Connected products break the assumptions traditional QA was built on. They combine hardware, firmware, networks and cloud services, so a defect can hide in the interactions between layers rather than in any one of them, which is why conventional testing approaches fall short, as set out in the analysis of QA for IoT and connected products. The difficulty is compounded by pace: ENISA documented over 42,595 new vulnerabilities in its latest reporting period, a 27 percent increase, with critical ones weaponised within days of disclosure (ENISA, 2025).

Regulation has responded by shifting the burden from assertion to proof. The Cyber Resilience Act requires manufacturers to demonstrate security properties rather than claim them, which turns testing into a source of regulatory documentation, the substance of what manufacturers of connected products need to prove under the act. For connected products, in other words, QA increasingly exists to generate evidence an external authority will inspect.

Takeaway: For connected products, QA increasingly has to generate regulatory evidence, not just internal assurance.

Choosing how to test is itself a strategy

How testing is performed is not a neutral implementation detail but a strategic choice with consequences for speed, cost and defensibility. Artificial intelligence can accelerate test generation and triage, but in regulated contexts it cannot supply the determinism, traceability and independent judgement the work requires, which is why its role has to be carefully bounded, as examined in the analysis of AI in software testing for regulated industries. The point is not that AI is unwelcome but that it accelerates processes which must remain human-controlled and reproducible.

Beneath that sits the older, equally strategic question of where to automate and where to keep human testers. There is no universal answer, only a decision framework tied to context, risk and the value of each approach, which is precisely what the comparison of manual versus automated testing provides. Test strategy, properly understood, is a deliberate trade-off rather than a default setting.

Takeaway: Test strategy is a deliberate trade-off between speed, determinism and the evidence regulators expect.

Conclusion

Quality assurance for regulated and safety-critical systems is held together by one principle: testing must be defensible. Hardware-in-the-loop rigs make embedded testing realistic, functional-safety evidence trails make outcomes trustworthy, connected-product testing generates the proof regulators now demand, and a considered mix of manual, automated and AI-assisted methods keeps the whole effort both efficient and reproducible. The organisations that treat QA as the production of evidence, rather than the accumulation of confidence, are the ones whose systems hold up under scrutiny and in service.

FAQ

What is hardware-in-the-loop testing?

It connects a real embedded controller to a simulated model of the system it controls, so the controller can be tested against realistic conditions, including faults and edge cases, before deployment. It reveals behaviour that software-only testing cannot.
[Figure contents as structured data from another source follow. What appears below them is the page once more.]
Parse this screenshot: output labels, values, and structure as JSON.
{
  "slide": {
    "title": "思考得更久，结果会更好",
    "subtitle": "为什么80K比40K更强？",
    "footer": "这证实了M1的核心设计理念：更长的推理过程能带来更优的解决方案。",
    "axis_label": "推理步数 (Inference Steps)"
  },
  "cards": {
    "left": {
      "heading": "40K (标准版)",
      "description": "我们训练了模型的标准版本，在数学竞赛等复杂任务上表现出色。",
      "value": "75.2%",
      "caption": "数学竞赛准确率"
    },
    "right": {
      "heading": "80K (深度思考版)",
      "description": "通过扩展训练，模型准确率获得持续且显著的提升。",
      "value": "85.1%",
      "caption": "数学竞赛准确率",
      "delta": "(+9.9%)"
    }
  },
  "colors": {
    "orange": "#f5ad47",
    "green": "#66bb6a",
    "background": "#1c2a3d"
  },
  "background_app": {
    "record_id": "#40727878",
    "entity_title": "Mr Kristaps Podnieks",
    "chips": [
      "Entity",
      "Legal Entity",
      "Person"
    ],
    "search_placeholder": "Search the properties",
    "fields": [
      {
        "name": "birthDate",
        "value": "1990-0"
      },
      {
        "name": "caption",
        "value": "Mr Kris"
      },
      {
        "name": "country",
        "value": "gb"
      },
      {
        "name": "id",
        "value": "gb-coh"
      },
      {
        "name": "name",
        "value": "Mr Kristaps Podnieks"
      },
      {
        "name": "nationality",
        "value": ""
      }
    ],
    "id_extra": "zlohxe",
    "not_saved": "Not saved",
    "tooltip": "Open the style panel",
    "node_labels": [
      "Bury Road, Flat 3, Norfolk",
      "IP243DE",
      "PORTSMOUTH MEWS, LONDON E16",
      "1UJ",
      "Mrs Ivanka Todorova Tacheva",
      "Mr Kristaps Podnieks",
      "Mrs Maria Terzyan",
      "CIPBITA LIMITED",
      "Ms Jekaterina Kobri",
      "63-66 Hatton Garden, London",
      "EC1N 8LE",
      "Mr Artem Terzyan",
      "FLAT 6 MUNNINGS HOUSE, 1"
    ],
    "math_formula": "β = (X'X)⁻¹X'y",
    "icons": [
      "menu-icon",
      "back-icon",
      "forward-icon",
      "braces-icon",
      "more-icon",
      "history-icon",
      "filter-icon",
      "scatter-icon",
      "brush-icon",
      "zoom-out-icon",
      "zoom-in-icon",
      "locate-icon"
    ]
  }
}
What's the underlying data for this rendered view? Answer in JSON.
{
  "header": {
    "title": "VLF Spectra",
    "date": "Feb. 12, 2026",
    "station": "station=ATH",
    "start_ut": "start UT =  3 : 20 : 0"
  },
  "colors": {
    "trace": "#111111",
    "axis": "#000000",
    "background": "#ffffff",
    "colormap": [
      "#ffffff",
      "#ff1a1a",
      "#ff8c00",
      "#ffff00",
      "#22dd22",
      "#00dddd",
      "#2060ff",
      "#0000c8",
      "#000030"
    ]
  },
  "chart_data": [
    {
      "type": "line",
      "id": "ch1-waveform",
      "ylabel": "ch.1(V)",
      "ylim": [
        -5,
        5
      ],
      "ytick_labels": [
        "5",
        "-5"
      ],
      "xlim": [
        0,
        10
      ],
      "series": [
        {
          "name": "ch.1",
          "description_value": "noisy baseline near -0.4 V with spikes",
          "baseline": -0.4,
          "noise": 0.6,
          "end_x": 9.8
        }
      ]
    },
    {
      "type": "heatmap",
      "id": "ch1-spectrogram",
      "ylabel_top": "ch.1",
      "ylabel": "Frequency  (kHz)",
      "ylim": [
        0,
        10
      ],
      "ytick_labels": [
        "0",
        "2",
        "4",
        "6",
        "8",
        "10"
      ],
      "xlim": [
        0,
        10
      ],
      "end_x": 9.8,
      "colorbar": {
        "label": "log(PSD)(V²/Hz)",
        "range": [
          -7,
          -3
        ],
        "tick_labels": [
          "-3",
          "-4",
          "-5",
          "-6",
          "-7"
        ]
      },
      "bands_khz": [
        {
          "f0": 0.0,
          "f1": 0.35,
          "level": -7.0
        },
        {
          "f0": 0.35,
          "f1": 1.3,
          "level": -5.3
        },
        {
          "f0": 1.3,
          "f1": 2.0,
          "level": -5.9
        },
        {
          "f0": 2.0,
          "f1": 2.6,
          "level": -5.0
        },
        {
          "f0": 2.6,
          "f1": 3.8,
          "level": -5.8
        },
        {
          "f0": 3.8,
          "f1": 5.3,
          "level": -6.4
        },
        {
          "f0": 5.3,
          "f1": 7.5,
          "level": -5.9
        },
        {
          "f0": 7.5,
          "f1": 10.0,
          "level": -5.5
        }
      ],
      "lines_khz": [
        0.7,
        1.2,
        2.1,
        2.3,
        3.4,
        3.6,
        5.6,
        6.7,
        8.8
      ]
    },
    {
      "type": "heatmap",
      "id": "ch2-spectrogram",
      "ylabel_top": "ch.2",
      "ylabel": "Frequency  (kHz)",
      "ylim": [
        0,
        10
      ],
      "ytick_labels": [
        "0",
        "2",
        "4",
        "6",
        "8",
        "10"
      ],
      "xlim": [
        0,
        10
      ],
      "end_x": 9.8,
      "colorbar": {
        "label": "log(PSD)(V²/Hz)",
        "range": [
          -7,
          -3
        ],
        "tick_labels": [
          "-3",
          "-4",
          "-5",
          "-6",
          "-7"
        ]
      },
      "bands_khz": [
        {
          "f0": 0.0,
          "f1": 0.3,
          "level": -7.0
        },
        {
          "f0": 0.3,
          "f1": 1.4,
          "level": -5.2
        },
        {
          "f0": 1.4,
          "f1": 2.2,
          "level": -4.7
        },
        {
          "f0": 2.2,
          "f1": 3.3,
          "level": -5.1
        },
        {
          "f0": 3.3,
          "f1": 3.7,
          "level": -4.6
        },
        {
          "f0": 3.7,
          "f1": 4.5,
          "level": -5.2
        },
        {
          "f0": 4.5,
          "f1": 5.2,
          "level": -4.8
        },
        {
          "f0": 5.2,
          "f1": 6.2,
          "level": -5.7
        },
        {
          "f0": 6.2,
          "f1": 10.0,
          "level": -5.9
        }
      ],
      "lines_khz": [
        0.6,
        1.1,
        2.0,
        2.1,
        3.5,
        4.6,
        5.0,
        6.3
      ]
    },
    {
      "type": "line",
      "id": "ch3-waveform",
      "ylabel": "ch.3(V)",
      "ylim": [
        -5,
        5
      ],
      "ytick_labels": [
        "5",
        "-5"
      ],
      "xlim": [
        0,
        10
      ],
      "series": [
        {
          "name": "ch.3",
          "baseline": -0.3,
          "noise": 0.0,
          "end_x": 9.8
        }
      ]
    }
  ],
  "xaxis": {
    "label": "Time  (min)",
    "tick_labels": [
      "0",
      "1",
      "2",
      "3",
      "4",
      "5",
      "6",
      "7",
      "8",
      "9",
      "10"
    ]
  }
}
Can AI replace testers in regulated industries?

No. AI can accelerate test generation and analysis, but regulated work still requires determinism, traceability and independent verification that AI cannot provide on its own. It augments human-controlled processes rather than replacing them.

Why does the Cyber Resilience Act change QA?

Because it shifts the burden from asserting security to proving it. Manufacturers must produce evidence of secure design, vulnerability handling and testing, which makes quality assurance a direct source of the regulatory documentation an assessor will examine.